Hair Today, Gone Tomorrow
I've always had long, luxurious locks. Rarely taking heat to them, they were in mint condition, not a split end in sight. It felt like silk running through my bony fingers. Sixteen years, countless trims and 30 inches of luscious, golden brown hair later, it happened.
It was an average Thursday until my mother and sister arrived home. My sister's hair, which was once similar to mine in color and length, was now gone. I clamped my hand tightly over my mouth to keep from laughing, but I couldn't. I let out a giggle. My mother scolded me. My sister bolted up the stairs as the tears streamed down her face.
It was a mushroom sort of cut with sparse fringe sitting about two centimeters above her brows. I learned later that she had gum stuck in her hair at school and one of her classmates lent a helping hand, making the situation far worse than it initially was. I found out they just came home from the local barber shop.
That night at the dinner table it was quiet until Papa came home to join us. Once he sat down, he saw her hair and heard the story. The joking started and it didn't stop. For days and days it continued. My sister could never take a joke and she still can't. All week she was devastated by the constant attention we brought to her hair. The Friday after the cut, my sister seemed awfully accepting of the jokes we made. I was confused by this, but at the time, didn’t think much of it.
On Saturday when I woke up, I went into the washroom, washed my hair and began to dry it.

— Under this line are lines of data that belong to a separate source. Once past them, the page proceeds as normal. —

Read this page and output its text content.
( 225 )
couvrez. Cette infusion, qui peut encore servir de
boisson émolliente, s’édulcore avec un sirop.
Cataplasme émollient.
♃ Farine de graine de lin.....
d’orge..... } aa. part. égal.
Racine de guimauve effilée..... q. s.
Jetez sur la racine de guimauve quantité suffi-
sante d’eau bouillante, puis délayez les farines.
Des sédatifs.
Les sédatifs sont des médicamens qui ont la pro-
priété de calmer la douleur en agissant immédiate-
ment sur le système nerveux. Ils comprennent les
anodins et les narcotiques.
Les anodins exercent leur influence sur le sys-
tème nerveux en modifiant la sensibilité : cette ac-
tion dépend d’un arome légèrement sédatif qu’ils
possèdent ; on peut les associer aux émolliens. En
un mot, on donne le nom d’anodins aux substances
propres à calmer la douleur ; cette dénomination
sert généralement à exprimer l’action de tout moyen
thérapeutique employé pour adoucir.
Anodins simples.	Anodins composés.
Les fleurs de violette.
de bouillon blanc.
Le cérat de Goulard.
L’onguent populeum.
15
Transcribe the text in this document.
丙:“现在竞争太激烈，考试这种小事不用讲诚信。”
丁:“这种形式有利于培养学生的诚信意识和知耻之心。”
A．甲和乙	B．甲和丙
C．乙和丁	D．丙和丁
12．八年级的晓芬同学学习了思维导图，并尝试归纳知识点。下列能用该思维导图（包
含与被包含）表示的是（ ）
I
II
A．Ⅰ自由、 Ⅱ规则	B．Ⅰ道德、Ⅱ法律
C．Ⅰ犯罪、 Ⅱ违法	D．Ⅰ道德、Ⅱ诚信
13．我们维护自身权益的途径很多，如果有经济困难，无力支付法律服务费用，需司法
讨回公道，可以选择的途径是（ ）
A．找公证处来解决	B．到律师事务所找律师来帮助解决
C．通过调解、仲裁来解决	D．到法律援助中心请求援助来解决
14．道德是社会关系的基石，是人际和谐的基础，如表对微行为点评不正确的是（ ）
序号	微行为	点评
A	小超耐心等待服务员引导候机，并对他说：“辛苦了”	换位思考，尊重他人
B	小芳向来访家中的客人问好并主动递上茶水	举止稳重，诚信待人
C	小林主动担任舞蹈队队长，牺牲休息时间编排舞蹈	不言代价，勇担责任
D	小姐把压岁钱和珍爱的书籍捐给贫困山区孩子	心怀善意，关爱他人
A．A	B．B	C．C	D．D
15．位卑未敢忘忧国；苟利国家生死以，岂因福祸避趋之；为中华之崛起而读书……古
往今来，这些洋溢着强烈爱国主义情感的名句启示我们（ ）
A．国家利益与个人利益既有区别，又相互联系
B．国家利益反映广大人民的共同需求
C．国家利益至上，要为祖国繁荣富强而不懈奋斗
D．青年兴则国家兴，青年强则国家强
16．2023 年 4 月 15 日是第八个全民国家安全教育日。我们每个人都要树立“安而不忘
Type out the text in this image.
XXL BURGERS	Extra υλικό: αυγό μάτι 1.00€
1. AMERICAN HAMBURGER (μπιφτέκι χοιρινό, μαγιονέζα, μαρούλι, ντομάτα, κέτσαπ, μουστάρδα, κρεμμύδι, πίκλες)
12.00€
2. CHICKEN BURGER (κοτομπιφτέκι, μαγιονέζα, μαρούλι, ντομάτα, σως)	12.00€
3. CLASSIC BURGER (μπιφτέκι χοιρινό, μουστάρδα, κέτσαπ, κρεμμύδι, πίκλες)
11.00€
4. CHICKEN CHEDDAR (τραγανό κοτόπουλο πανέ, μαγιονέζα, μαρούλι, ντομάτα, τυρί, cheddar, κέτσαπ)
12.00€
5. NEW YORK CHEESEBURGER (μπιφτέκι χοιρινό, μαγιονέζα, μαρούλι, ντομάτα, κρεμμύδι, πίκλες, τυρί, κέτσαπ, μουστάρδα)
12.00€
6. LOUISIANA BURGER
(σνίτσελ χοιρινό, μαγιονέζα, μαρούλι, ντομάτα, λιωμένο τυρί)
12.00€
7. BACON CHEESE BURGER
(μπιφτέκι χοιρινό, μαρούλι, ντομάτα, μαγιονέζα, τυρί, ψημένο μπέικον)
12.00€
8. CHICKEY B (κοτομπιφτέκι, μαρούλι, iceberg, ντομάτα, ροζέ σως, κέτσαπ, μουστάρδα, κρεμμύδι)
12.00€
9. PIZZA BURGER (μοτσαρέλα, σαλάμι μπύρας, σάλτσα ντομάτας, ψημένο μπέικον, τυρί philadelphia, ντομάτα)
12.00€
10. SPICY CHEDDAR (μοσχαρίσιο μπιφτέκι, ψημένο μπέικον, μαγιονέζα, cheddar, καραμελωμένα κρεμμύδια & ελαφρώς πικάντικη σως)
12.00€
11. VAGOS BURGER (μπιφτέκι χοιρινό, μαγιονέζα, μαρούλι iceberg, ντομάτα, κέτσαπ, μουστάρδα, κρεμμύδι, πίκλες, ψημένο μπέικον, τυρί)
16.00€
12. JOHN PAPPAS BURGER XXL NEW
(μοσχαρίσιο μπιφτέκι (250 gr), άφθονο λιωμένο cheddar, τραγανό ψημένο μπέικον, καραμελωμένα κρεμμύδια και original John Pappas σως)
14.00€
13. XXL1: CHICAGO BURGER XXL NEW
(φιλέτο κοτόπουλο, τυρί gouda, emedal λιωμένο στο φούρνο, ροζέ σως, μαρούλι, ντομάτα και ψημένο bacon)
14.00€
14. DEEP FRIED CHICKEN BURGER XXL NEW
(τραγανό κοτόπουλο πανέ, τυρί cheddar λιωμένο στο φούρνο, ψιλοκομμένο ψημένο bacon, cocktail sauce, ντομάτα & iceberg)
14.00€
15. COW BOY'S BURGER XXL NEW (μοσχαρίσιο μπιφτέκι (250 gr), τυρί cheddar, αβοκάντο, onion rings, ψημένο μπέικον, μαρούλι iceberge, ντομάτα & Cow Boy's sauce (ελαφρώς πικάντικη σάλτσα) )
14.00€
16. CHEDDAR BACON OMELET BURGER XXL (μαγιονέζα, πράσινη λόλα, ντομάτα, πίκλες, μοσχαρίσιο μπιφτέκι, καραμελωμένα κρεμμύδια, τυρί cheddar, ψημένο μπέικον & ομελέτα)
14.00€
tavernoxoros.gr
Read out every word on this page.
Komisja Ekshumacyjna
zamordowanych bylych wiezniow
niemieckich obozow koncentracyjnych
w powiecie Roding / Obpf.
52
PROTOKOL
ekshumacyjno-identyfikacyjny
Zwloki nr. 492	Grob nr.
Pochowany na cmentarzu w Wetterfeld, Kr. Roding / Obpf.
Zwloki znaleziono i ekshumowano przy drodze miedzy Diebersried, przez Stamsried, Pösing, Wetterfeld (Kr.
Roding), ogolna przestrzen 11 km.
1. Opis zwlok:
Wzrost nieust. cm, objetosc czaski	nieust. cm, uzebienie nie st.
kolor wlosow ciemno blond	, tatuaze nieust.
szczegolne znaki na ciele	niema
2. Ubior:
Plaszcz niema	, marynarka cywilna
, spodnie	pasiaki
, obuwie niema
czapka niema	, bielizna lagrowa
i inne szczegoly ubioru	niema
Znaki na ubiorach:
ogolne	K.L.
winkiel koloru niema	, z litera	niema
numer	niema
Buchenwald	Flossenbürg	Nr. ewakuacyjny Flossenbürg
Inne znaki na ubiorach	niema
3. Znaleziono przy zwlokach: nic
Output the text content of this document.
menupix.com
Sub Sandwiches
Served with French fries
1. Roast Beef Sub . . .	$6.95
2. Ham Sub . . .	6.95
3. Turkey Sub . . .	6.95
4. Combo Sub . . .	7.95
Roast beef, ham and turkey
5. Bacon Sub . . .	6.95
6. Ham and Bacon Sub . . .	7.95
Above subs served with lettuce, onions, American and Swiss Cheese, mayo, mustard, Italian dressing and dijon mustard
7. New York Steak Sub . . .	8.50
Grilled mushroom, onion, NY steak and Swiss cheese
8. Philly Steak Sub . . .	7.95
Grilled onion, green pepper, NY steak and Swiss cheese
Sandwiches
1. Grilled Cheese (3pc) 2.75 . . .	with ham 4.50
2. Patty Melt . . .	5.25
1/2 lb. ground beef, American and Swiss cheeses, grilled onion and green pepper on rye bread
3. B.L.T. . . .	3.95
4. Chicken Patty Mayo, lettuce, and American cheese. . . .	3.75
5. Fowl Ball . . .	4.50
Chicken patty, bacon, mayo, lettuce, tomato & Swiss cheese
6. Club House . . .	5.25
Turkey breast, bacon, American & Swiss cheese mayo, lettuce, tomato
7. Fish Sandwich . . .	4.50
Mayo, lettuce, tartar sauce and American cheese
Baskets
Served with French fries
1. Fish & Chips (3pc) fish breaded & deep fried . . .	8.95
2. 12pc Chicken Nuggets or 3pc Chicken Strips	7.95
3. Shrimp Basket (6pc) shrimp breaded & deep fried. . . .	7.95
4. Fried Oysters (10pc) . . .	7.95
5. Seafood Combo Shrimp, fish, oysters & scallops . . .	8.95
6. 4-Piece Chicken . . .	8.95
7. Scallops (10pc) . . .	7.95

When I was done, I moved in front of the small, white, wood trimmed mirror that hung above the sink. That's when I saw it. The right side of my hair was missing. It vanished.
I raced down the stairs still in my night clothes, enraged. They all sat around the table with glasses of juice and plates piled with eggs and bacon. Papa was mad about something. He was yelling. My mother looked calm and ate in silence. I decided not to interrupt. With a huff and a puff, he turned to me. That's when I saw it. He too was sporting a new haircut. It looked just like mine, only opposite. His left side was missing. My sister laughed at us. My mother joined in, all of her hair still intact.
My mother took me to the barber shop the next day and I had my hair cut. It matched my sister's perfectly.
Now 24, my hair has since grown back. I've kept it relatively short. This taught me not only to treat others the way I want to be treated, but to also always keep a set of extensions or a hair piece handy because you never know when you will need extra length or a little volume.